Perhaps accession countries cannot be blamed for feeling under pressure. Commenting about Malta, Amnesty International refugee coordinator, Eve Lester, said: “Eastern Europe has the same problem: the pressure is on to detain asylum seekers to present onward movement. What do I as an accession country say to the EU if migrants escape?” Flynn agreed: “Accession countries are adapting their legislation to EU norms as part of the enlargement process. What this in effect means is that these countries are bending over backwards to prove they can police EU borders.”
As central and eastern European countries consolidate market economies, migrants could well form a useful part of their labour market in the modernization process, if they stay put. But Malta’s authorities insist they have no room and hold that while they will grant refugee status to deserving cases, they can do no more. Malta cannot and should not hope to shirk its international obligations by virtue of its small size, but it does face serious problems to cope, and asylum seekers and refugees end up paying the price. Reception centres are far from adequate; overcrowding and miserable living conditions prevail. Asylum seekers who are granted protection are not informed of this decision and kept in detention because no community accommodation is available.
The EU has said remarkably little about helping Malta and other countries with less developed asylum infrastructures to shoulder the burden.
Burden-sharing is a burning issue for member states as they wriggle out of responsibility for handling asylum applications. “I suspect the EU will be eager to help Malta improve its border controls – anything to keep asylum seekers out – but less enthusiastic about improving Malta’s asylum system and sharing the cost of supporting asylum seekers,” said Mr Williams. “However, I hope Malta would still live up to its international obligations.”

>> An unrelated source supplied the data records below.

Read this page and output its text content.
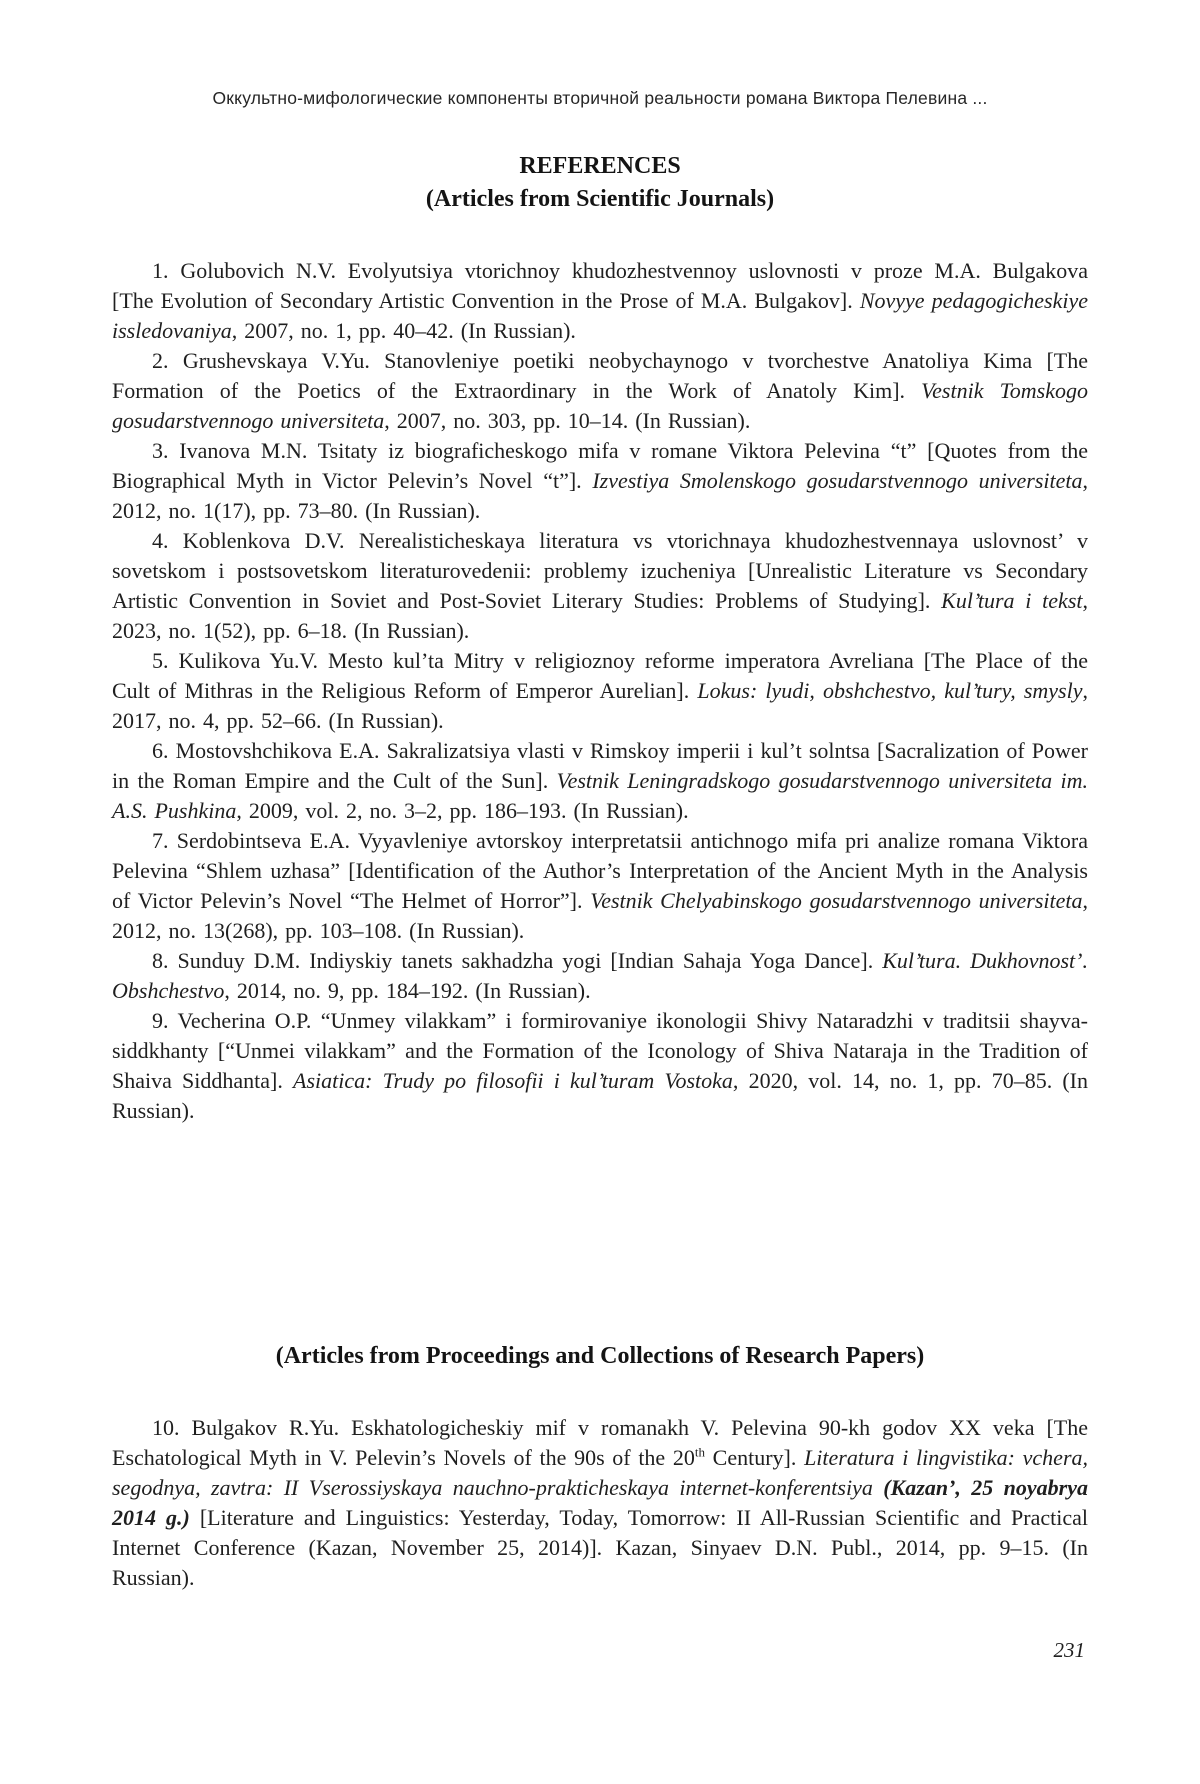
Оккультно-мифологические компоненты вторичной реальности романа Виктора Пелевина ...
REFERENCES
(Articles from Scientific Journals)

1. Golubovich N.V. Evolyutsiya vtorichnoy khudozhestvennoy uslovnosti v proze M.A. Bulgakova [The Evolution of Secondary Artistic Convention in the Prose of M.A. Bulgakov]. Novyye pedagogicheskiye issledovaniya, 2007, no. 1, pp. 40–42. (In Russian).

2. Grushevskaya V.Yu. Stanovleniye poetiki neobychaynogo v tvorchestve Anatoliya Kima [The Formation of the Poetics of the Extraordinary in the Work of Anatoly Kim]. Vestnik Tomskogo gosudarstvennogo universiteta, 2007, no. 303, pp. 10–14. (In Russian).

3. Ivanova M.N. Tsitaty iz biograficheskogo mifa v romane Viktora Pelevina “t” [Quotes from the Biographical Myth in Victor Pelevin’s Novel “t”]. Izvestiya Smolenskogo gosudarstvennogo universiteta, 2012, no. 1(17), pp. 73–80. (In Russian).

4. Koblenkova D.V. Nerealisticheskaya literatura vs vtorichnaya khudozhestvennaya uslovnost’ v sovetskom i postsovetskom literaturovedenii: problemy izucheniya [Unrealistic Literature vs Secondary Artistic Convention in Soviet and Post-Soviet Literary Studies: Problems of Studying]. Kul’tura i tekst, 2023, no. 1(52), pp. 6–18. (In Russian).

5. Kulikova Yu.V. Mesto kul’ta Mitry v religioznoy reforme imperatora Avreliana [The Place of the Cult of Mithras in the Religious Reform of Emperor Aurelian]. Lokus: lyudi, obshchestvo, kul’tury, smysly, 2017, no. 4, pp. 52–66. (In Russian).

6. Mostovshchikova E.A. Sakralizatsiya vlasti v Rimskoy imperii i kul’t solntsa [Sacralization of Power in the Roman Empire and the Cult of the Sun]. Vestnik Leningradskogo gosudarstvennogo universiteta im. A.S. Pushkina, 2009, vol. 2, no. 3–2, pp. 186–193. (In Russian).

7. Serdobintseva E.A. Vyyavleniye avtorskoy interpretatsii antichnogo mifa pri analize romana Viktora Pelevina “Shlem uzhasa” [Identification of the Author’s Interpretation of the Ancient Myth in the Analysis of Victor Pelevin’s Novel “The Helmet of Horror”]. Vestnik Chelyabinskogo gosudarstvennogo universiteta, 2012, no. 13(268), pp. 103–108. (In Russian).

8. Sunduy D.M. Indiyskiy tanets sakhadzha yogi [Indian Sahaja Yoga Dance]. Kul’tura. Dukhovnost’. Obshchestvo, 2014, no. 9, pp. 184–192. (In Russian).

9. Vecherina O.P. “Unmey vilakkam” i formirovaniye ikonologii Shivy Nataradzhi v traditsii shayva-siddkhanty [“Unmei vilakkam” and the Formation of the Iconology of Shiva Nataraja in the Tradition of Shaiva Siddhanta]. Asiatica: Trudy po filosofii i kul’turam Vostoka, 2020, vol. 14, no. 1, pp. 70–85. (In Russian).

(Articles from Proceedings and Collections of Research Papers)

10. Bulgakov R.Yu. Eskhatologicheskiy mif v romanakh V. Pelevina 90-kh godov XX veka [The Eschatological Myth in V. Pelevin’s Novels of the 90s of the 20th Century]. Literatura i lingvistika: vchera, segodnya, zavtra: II Vserossiyskaya nauchno-prakticheskaya internet-konferentsiya (Kazan’, 25 noyabrya 2014 g.) [Literature and Linguistics: Yesterday, Today, Tomorrow: II All-Russian Scientific and Practical Internet Conference (Kazan, November 25, 2014)]. Kazan, Sinyaev D.N. Publ., 2014, pp. 9–15. (In Russian).

231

And this is where the crux of the matter lies. Accession countries are absorbed with being up to scratch for membership, but does this guarantee respect for human rights and protection for those who need it? The official line is that accession countries are being guided in both migration control and fair asylum procedures. The passing of asylum laws or amendments to existing legislation in accession countries mean standards and structures to safeguard rights have been put in place. The downside is that many laws include accelerated procedures, means to get rid of applicants with “manifestly unfounded” claims, and other infringements on the right to seek asylum. And numbers of accepted refugees remain extremely low, especially in relation to statistics of applications.
The emphasis of preparations for membership appears to be more on control than asylum: a twinning project between Malta and the UK and Spain is 60% about border control. Even if asylum seekers manage to squeeze through reinforced border controls, they are often detained in reception centres, which have mushroomed in accession countries in recent years.
Last year, Human Rights Watch (HRW) went so far to say that the acquis in asylum policy should not be followed without a major overhaul to ensure respect for basic principles of human rights and refugee protection. It is clearly not enough for accession countries to bend over backwards to prove they can implement Fortress Europe policies. The exclusion mentality on which they are based ignores the realities of the world asylum seekers and other migrants escape, to their detriment. In applying the acquis, as more migrants are intercepted, we need to be extra vigilant to ensure we do not do so at the expense of the rights of those who seek protection and support.